French aristocrats were a dainty bunch. Few knew how to use a shovel or a plow, making them awful candidates for manual labor. So, rather than soil their hands, they hired locals. The local were no dummies. They took advantage of the language barrier, and overcharged the noblemen for each house they built. After three months of construction, 30 log cabins stood on the pasture, and Royalists began filling the homes. The colony was named “Azilum,” meaning “place of refuge.”

Although Azilum was nothing like the estates in France, the pampered aristocrats didn’t exactly rough it. Parisian fashion had plowed its way to the prairie—cabins were lined with fleur-de-lis wallpaper and rococo furniture. Women wore silk gowns and sparkly jewels, a stark contrast to the gritty, dirt-covered farmers who lived nearby.
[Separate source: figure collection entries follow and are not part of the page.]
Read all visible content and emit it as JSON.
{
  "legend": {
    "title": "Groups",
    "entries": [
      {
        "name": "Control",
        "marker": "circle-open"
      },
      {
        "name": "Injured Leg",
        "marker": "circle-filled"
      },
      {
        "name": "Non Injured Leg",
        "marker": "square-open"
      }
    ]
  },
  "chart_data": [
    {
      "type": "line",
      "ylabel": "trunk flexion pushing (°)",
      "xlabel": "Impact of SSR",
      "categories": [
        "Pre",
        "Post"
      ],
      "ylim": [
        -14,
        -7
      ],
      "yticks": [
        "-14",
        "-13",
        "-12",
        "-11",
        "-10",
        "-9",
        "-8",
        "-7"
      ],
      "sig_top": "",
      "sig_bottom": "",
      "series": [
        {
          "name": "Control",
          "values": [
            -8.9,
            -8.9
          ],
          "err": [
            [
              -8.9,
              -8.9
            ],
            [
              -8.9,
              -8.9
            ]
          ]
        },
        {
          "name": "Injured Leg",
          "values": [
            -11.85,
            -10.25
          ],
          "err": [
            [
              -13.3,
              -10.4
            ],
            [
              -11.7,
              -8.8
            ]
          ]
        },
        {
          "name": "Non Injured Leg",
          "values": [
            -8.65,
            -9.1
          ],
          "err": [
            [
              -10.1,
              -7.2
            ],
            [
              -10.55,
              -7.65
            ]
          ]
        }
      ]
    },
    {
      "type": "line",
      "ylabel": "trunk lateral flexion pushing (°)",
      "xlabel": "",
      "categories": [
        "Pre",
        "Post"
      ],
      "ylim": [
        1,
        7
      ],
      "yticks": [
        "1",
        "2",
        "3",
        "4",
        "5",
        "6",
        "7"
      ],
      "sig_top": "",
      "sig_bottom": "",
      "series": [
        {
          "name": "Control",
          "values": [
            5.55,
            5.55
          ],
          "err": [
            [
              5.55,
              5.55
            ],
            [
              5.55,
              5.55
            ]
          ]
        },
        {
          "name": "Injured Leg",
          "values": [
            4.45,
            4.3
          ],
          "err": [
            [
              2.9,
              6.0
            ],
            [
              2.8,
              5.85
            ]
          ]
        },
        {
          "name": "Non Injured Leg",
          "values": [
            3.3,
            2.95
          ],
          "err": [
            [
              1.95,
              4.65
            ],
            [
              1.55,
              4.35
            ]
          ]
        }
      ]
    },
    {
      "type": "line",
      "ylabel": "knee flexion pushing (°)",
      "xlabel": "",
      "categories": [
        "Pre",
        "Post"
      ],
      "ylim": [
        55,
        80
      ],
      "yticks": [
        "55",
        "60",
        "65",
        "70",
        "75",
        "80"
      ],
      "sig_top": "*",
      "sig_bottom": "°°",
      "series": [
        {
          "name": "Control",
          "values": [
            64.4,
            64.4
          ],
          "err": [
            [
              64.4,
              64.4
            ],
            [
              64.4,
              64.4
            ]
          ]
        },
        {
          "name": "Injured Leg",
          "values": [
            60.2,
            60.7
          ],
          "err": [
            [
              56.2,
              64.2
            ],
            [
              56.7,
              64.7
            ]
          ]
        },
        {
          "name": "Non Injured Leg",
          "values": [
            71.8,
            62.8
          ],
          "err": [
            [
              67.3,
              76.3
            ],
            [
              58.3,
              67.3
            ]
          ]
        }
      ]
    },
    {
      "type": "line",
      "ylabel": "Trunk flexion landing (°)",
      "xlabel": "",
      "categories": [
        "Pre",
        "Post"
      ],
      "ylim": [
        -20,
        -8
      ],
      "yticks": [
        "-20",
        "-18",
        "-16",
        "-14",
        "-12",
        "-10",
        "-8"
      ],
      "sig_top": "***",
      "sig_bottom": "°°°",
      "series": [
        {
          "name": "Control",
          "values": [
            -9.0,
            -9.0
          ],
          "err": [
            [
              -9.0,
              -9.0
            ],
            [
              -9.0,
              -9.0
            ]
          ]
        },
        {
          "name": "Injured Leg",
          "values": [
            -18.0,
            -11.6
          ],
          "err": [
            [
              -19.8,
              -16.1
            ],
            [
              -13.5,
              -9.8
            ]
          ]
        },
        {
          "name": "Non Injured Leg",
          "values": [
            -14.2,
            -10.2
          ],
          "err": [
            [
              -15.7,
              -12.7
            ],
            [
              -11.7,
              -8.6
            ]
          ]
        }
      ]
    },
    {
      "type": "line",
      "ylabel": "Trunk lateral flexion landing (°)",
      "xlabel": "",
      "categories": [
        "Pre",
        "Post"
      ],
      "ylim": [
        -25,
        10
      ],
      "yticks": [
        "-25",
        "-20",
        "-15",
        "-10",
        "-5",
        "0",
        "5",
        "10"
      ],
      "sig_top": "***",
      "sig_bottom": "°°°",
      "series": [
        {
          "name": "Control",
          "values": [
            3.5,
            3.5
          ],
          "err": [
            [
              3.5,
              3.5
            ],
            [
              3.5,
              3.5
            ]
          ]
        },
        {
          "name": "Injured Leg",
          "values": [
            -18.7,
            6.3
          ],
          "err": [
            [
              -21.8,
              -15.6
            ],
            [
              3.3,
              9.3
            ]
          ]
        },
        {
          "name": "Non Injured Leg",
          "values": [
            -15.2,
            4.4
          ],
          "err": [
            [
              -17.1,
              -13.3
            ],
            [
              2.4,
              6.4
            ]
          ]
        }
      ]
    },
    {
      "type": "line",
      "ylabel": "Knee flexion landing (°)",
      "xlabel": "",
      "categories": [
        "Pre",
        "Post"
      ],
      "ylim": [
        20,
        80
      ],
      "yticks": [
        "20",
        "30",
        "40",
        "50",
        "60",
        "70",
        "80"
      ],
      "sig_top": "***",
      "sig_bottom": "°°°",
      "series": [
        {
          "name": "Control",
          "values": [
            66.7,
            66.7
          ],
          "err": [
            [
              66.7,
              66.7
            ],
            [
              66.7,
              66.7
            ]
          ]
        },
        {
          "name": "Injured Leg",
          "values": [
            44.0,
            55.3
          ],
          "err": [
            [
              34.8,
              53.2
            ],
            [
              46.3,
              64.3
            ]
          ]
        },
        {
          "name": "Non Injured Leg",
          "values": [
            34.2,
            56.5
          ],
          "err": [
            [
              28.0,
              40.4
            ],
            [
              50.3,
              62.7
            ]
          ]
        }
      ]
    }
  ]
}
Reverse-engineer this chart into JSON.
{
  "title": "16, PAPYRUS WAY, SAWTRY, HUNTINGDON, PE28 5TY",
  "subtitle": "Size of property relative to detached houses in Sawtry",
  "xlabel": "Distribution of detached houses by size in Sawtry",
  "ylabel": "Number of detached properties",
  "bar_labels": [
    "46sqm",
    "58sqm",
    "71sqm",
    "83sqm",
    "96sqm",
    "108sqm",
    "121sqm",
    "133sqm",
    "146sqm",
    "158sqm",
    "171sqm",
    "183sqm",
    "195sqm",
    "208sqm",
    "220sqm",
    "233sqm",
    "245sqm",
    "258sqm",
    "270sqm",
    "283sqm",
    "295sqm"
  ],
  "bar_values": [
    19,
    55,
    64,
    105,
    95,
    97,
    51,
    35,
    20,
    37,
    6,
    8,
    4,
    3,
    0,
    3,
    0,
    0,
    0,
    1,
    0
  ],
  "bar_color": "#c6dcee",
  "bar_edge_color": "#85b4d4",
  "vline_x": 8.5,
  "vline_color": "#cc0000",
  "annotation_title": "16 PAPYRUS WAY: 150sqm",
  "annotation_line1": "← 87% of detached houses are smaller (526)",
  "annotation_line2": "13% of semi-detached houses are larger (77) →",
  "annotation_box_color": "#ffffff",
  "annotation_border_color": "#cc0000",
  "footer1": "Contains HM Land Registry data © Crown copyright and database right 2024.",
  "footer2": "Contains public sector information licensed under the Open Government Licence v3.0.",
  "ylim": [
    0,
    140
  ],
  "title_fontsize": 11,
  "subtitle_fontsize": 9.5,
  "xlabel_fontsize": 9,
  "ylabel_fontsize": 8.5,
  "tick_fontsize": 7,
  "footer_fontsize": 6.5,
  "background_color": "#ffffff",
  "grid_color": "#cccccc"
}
Marie Antoinette: Pennsylvania Farm Girl?

Architecturally, the crème-de-la-crème of the colony was an opulent 3,600 square foot mansion dubbed “Le Grande Maison.” Some historians believe the massive house was Pennsylvania’s Versailles—it’s speculated that the house was built for Queen Marie Antoinette and her children. Indeed, there were plans to get the Queen out of France, but no one knows if her getaway plans included Azilum, or if Le Grande Maison was built just for her. Regardless, she lost her head before any plans were realized.

For 10 years, some 200 French exiles lived at Azilum. Many were confidants of the King: courtiers, army officers, special clergy, and other nobility. At one point, Louis Phillipe—who later became King of France—visited the settlement. But at the turn of the century, things started going downhill. The original backers went bankrupt, and the refugees stopped receiving money from Royalists overseas. Azilum’s economy floundered, and its citizens began filtering out. Some headed to bigger cities like Savannah, Charleston and New Orleans. Others went back to France after Napoleon granted repatriation rights to émigrés. Azilum quickly deteriorated into a royal ghost town, a scenic but obscure pasture.